Além de “Mãe” e de “Irmã”, Maria também é invocada como “Decoro” do Carmelo (do latim Decor Carmeli, expressão que ocorre em Is 35,2, onde significa o “esplendor”, o “ornamento” ou “adorno”, traduzindo a mais alta e sublime expressão da alma, como dom e participação na própria glória de Deus) e como a “Estrela do Mar” que nos guia “no nosso desejo de seguir fielmente o seu Filho” (Joseph Chalmers, ROTC, p. 9).

3. Maria, inspiração e guia

O caráter mariano da Ordem decorre do trato familiar, contínuo e quotidiano, com Maria, que, no Carmelo, é tida como fonte inspiradora e guia no obséquio a Jesus Cristo, inspirando a nossa existência cristã no seu tríplice múnus decorrente da consagração batismal.

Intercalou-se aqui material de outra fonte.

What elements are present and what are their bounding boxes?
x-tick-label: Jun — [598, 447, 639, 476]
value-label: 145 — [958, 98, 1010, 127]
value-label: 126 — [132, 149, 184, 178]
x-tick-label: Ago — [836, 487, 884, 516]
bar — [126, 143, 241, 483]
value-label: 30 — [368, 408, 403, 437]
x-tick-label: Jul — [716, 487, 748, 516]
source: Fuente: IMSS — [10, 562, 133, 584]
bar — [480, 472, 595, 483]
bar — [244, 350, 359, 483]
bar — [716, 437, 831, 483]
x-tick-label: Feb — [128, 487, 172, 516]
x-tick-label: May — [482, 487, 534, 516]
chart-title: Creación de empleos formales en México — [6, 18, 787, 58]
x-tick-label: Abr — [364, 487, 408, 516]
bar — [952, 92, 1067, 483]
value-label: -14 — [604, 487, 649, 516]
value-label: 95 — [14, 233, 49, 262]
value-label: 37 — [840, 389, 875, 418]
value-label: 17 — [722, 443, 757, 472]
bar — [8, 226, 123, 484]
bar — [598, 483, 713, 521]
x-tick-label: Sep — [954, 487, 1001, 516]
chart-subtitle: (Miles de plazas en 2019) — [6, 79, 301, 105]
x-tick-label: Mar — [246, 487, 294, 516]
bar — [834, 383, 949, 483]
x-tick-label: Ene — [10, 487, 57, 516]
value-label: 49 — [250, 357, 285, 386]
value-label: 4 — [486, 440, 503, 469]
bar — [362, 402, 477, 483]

1) Múnus sacerdotal. Como diz a ROTC 34, Maria é “imagem” (isto é, modelo e espelho) e “flor primogênita” (primeira floração) da santidade da Igreja, ocupando um lugar de destaque, não entre os grandes e sábios, mas “entre os humildes e pobres do Senhor”, sentindo-se os terceiros carmelitas “chamados”, como ela, “a glorificar as maravilhas realizadas pelo Senhor na sua vida”, exercitando assim o seu múnus sacerdotal.

2) Dimensão profética. Maria leva-nos a imitá-la na sua adesão plena a Cristo, que nos seu seio se fez carne e vida. “Com Maria” os terceiros carmelitas aprendem antes de mais “a acolher com disponibilidade e adesão plena a Palavra” e “a confrontar os episódios frequentemente tormentosos da vida quotidiana com a Palavra de Deus”, Isto implica deitar mão aos recursos que lhe facilitam tal adesão. A oração contínua, o exercício da presença de Deus; a meditação da Palavra de Deus (lectio divina), as práticas litúrgicas e a participação na Eucaristia, os votos, as reuniões etc. permitem-lhes viver mais comprometido com o Evangelho, concretizando assim o ideal de santidade para o qual é chamado.

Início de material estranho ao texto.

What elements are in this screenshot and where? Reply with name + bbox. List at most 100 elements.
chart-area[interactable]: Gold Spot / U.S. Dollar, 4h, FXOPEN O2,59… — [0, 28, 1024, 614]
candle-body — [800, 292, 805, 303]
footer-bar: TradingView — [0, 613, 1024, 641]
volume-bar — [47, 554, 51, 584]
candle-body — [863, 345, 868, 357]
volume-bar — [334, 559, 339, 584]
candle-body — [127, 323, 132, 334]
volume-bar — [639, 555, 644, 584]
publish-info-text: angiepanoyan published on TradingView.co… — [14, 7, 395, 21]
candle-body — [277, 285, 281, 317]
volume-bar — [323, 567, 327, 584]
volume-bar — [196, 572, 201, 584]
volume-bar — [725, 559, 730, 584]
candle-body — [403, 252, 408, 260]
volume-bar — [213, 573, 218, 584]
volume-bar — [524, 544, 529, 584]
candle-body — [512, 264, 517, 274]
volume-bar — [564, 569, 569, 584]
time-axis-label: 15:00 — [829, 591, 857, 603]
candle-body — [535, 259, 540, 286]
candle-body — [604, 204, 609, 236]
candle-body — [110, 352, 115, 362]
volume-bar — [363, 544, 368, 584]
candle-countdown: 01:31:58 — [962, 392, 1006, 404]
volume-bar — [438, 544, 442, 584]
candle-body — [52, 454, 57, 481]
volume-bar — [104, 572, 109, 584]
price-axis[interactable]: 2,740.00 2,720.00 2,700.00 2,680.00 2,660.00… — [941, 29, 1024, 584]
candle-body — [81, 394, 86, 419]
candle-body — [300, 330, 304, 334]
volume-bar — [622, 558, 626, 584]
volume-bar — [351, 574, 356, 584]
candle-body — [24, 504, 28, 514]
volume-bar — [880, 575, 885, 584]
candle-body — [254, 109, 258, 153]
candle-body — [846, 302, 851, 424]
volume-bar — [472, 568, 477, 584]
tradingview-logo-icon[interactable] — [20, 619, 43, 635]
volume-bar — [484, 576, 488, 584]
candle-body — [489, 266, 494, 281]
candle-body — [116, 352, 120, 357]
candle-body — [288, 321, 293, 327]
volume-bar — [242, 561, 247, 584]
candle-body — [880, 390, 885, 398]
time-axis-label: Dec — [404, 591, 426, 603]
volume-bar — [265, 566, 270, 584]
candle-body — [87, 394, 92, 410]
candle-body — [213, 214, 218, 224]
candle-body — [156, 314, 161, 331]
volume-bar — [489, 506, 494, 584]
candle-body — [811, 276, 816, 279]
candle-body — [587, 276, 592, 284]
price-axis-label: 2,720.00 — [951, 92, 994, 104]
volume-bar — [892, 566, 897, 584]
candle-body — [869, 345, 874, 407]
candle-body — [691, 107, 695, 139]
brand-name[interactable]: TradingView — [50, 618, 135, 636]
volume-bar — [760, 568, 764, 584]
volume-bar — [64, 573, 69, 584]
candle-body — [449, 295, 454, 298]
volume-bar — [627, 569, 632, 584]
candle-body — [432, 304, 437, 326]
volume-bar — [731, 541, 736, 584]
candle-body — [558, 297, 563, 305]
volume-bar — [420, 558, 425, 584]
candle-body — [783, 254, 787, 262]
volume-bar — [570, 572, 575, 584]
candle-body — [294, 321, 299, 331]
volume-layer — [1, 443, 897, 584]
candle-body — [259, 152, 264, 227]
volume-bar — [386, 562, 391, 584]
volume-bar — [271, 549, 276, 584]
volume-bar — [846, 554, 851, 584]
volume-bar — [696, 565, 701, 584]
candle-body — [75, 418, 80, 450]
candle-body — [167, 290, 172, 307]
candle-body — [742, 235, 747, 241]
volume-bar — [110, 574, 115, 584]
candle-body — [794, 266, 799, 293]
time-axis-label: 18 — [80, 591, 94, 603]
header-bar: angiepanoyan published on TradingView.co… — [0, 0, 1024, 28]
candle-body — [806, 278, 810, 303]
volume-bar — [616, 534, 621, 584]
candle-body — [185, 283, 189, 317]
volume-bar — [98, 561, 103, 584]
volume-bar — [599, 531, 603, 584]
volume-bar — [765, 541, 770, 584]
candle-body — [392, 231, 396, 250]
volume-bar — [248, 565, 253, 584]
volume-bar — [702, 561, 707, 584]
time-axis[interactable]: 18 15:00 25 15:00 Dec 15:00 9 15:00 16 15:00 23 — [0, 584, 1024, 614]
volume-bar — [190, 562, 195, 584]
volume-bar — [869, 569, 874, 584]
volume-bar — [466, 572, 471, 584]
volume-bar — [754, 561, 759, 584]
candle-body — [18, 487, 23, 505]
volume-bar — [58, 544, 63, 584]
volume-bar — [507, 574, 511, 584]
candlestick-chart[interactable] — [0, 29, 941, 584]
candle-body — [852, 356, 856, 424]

Ao mesmo tempo, invocada como “Virgem fiel”, porque acreditou e permaneceu firme na fé, na esperança e no amor (pois “fidelidade” é o nome do amor que se estende até ao fim, no tempo), Maria é fonte de inspiração do terceiro carmelita no exercício da sua missão profética, pois a Palavra também deve encarnar na sua vida, de modo a ser, como Maria, ‘teóforo’ ou ‘cristóforo’, isto é ‘portador de Deus e de Cristo’, tornando-se assim verdadeiro apóstolo e evangelizador – porque evangelizar é ter Cristo em si e comunicá-lo aos outros –, cooperando fielmente na obra do Senhor: “Maria, em quem a Palavra se faz carne e vida, inspira-lhes a fidelidade à missão” (ibid.).

3) Múnus real. A missão do terceiro carmelita, continuador da missão de Cristo, traduz-se, tal como no Senhor e à imitação da Virgem Maria, numa “ação animada pela caridade e pelo espírito de serviço” (ibid.). Porque fiel, o carmelita esquece-se de si mesmo, para doar tudo e se doar totalmente, colocando-se numa atitude permanente de serviço, proximidade e disponibilidade aos outros, dando assim mais uma prova de amor.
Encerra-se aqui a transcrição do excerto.